A couple invested family funds to open a small shop and then, after they were committed to the location, discovered a bomb thirty feet from their door. From the moment of it’s discovery the bomb controlled their lives. Should they invest more funds in expanding their shop in that location? Should they warm customers about the danger of parking their motorbikes near the bomb? How closely should they monitor smokers who might discard a burning cigarette near the dried grass that hid the bomb from view?
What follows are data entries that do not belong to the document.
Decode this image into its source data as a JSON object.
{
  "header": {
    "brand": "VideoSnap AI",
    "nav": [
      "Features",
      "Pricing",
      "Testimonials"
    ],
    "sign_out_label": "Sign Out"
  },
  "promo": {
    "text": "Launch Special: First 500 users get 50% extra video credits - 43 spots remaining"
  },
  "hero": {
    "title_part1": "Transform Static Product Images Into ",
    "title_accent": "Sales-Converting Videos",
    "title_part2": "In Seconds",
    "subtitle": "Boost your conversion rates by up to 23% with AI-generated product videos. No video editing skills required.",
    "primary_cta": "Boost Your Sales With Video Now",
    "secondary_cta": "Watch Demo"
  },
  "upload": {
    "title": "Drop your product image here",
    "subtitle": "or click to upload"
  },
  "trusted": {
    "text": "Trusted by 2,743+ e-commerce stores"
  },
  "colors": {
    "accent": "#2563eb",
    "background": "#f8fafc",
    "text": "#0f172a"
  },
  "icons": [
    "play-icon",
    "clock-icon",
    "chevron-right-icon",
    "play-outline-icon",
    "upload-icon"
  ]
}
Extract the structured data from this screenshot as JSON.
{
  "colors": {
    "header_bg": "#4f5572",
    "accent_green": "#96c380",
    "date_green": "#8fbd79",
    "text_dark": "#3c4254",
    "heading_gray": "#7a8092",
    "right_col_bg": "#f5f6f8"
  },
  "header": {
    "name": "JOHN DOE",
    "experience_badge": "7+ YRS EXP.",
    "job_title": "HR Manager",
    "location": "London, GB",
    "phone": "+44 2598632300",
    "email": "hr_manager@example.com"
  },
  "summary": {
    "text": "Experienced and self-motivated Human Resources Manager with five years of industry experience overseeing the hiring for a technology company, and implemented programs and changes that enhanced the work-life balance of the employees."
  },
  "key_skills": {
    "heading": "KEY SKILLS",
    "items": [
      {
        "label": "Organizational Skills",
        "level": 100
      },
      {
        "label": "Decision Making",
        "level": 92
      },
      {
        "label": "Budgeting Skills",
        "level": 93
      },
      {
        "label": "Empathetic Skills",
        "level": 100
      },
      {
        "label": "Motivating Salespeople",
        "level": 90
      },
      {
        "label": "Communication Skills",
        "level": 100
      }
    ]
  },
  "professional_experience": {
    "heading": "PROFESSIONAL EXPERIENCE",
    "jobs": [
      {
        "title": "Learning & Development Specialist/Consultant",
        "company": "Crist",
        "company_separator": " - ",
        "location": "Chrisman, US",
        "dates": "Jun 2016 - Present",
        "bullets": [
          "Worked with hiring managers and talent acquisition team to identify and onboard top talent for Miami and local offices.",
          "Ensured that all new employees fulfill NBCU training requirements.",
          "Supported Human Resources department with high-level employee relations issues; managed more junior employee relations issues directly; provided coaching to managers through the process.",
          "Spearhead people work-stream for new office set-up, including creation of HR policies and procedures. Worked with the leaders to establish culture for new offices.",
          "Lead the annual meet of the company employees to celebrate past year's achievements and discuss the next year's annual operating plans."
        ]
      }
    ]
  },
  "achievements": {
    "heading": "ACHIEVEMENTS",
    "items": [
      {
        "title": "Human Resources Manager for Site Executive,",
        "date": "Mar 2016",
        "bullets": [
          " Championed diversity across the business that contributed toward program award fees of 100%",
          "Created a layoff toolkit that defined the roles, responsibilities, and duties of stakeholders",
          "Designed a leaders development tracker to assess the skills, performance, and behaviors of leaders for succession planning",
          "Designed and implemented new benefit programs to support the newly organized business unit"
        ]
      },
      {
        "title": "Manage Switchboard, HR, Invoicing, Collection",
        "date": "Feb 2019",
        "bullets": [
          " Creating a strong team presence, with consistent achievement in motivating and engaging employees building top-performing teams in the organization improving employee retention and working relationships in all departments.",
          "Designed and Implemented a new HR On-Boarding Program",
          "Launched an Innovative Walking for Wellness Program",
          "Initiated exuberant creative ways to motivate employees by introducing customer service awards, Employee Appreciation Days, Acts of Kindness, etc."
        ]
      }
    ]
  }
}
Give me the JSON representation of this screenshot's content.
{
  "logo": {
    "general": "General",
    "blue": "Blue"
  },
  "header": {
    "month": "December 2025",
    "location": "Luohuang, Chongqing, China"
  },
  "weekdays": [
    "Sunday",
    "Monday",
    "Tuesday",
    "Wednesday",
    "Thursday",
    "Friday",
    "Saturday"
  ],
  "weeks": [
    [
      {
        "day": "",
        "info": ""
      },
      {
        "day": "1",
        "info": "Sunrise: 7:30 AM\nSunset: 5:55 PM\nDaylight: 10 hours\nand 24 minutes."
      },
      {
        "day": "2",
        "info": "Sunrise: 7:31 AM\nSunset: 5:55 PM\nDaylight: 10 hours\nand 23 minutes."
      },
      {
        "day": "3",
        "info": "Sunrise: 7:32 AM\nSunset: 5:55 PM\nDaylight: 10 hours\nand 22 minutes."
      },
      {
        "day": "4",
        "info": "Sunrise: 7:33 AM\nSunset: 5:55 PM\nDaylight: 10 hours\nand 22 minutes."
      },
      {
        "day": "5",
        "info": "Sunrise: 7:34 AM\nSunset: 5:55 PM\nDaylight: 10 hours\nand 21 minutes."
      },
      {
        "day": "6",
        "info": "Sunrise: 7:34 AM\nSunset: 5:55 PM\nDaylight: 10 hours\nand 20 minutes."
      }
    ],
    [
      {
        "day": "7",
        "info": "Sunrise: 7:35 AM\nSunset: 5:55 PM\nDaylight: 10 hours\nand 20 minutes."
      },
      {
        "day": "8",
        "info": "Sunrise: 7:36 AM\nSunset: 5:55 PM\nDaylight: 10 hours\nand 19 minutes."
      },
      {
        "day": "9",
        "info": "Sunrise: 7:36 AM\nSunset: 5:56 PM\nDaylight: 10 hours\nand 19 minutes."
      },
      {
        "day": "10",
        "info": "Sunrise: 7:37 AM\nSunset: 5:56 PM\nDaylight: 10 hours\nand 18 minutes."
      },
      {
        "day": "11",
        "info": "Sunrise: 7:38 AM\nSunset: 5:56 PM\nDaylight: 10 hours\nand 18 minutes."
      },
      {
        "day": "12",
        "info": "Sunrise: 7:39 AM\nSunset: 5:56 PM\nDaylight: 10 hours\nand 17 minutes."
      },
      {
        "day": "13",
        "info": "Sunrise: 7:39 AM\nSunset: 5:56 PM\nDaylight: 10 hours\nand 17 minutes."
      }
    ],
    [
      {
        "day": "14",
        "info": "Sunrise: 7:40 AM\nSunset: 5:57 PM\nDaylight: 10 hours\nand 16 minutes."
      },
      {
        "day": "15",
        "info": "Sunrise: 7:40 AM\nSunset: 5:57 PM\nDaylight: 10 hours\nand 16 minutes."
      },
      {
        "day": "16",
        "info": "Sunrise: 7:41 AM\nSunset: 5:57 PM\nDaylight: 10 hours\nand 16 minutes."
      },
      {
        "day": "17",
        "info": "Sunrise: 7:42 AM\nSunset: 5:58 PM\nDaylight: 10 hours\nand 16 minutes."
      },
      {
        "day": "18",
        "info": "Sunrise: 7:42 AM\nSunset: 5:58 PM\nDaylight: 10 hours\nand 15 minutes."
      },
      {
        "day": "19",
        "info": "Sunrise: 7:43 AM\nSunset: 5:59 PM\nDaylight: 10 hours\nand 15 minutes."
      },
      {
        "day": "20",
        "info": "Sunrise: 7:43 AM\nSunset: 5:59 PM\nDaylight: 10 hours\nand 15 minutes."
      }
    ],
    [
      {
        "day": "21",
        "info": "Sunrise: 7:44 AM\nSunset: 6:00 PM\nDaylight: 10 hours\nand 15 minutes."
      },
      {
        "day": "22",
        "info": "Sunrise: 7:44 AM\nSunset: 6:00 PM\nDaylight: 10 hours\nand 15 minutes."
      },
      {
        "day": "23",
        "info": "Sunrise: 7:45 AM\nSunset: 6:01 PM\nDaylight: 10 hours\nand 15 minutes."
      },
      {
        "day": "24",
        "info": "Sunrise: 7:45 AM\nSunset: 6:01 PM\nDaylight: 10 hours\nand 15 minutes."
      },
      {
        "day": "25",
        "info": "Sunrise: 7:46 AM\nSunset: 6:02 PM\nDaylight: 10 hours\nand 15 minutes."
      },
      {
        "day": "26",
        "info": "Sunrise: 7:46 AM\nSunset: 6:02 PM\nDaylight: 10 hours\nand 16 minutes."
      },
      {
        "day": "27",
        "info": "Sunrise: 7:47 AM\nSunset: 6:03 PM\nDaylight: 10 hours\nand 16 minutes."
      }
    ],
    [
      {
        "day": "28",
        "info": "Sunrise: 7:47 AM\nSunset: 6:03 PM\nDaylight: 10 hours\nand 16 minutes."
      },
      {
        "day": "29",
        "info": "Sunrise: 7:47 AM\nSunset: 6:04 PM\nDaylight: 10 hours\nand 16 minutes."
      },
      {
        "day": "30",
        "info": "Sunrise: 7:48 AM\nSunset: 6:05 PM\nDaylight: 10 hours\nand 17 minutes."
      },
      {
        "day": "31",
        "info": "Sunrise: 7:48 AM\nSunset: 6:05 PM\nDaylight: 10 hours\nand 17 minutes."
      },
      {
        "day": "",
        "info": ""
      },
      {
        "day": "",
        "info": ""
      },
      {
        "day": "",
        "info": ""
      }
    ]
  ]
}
They considered a warning sign but markers would only draw curiosity seekers or scrap collectors or inquisitive children whose tampering might endanger the village. Better, they decided, to cover the bomb with sheets of galvanized roofing material and pile trash on top of it. People in the village would know what lurked beneath the trash; passersby, and children born since the bomb’s discovery, would never explore the site.

I wasn’t in this village five minutes before the shopkeeper trotted up to me and insisted that I look at her bomb. (In a country where you can wait forty years for UXO removal, if you find a bomb, it’s YOUR BOMB. If you find a landmine, it’s YOUR LANDMINE.)

I asked the woman for her patience. Not hours, days, weeks, or months. But, time enough for our team to eat lunch after a morning’s labor in nearby fields. I suspect that she feared we would slip away but we were, after lunch, true to our word.

We carefully moved the device out of the populated area and into the forest for demolition.

We carefully moved the device out of the populated area and into the forest for demolition.

The bomb was right where the lady told us we’d find it and, it was close in size to what she remembered. (Close enough anyway. Understandably, the bomb in her mind was two feet longer than the bomb we found under the rubbish and tin. My hunch is that every time she witnessed a close call with that bomb, in her mind’s eye it grew an inch!)

The site was too close to habitations for us to do much with it, and not wanting to leave it exposed for any length of time, we chose to transport it out of town for eventual destruction. You might well ask, “How do you transport bombs?” The joke is, we transport them like porcupines make love: very carefully.